Retriever Provenance

Retriever allows committing of datasets and installation of the committed dataset into the database of your choice at a later date. This ensures that the previous outputs/results can be produced easily.

Provenance Directory

The directory to save your committed dataset can be defined by setting the environment variable PROVENANCE_DIR. However, you can still save the committed dataset in a directory of your choice by defining the path while committing the dataset.

Commit Datasets

Retriever supports committing of a dataset into a compressed archive.

def commit(dataset, commit_message='', path=None, quiet=False):

A description of the default parameters mentioned above:

dataset               (String): Name of the dataset.

commit_message        (String): Specify commit message for a commit.

path                  (String): Specify the directory path to store the compressed archive file.

quiet                   (Bool): Setting True minimizes the console output.

Example to commit dataset:

retriever commit abalone-age -m "Example commit" --path .
Committing dataset abalone-age
Successfully committed.
>>> from retriever import commit
>>> commit('abalone-age', commit_message='Example commit', path='/home/')

If the path is not provided the committed dataset is saved in the provenance directory.

Log Of Committed Datasets

You can view the log of commits of the datasets stored in the provenance directory.

def commit_log(dataset):

A description of the parameter mentioned above:

dataset       (String): Name of the dataset.

Example:

retriever log abalone-age

Commit message: Example commit
Hash: 02ee77
Date: 08/16/2019, 16:12:28
>>> from retriever import commit_log
>>> commit_log('abalone-age')

Installing Committed Dataset

You can install committed datasets by using the hash-value or by providing the path of the compressed archive.
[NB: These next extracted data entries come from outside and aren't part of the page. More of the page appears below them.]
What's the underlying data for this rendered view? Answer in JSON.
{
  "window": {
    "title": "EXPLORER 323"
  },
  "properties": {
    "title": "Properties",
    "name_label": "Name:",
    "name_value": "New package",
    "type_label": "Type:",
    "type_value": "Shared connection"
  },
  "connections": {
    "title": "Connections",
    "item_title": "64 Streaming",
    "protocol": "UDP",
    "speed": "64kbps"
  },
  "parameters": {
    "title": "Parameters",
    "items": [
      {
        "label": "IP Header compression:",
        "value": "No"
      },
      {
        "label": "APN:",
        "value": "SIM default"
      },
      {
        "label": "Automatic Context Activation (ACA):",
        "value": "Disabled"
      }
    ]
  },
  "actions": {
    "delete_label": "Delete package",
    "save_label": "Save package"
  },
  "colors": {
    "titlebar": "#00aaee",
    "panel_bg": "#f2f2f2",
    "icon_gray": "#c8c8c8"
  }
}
Installation using hash-value is supported only for datasets stored in the provenance directory.

For installing dataset from a committed archive you can provide the path to the archive in place of dataset name:

retriever install sqlite abalone-age-02ee77.zip
>>> from retriever import install_sqlite
>>> install_sqlite('abalone-age-02ee77.zip')

Also, you can install using the hash-value of the datasets stored in provenance directory. You can always look up the hash-value of your previous commits using the command retriever log dataset_name.

For installing dataset from provenance directory provide the hash-value of the commit.

retriever install sqlite abalone-age --hash-value 02ee77
>>> from retriever import install_sqlite
>>> install_sqlite('abalone-age', hash_value='02ee77')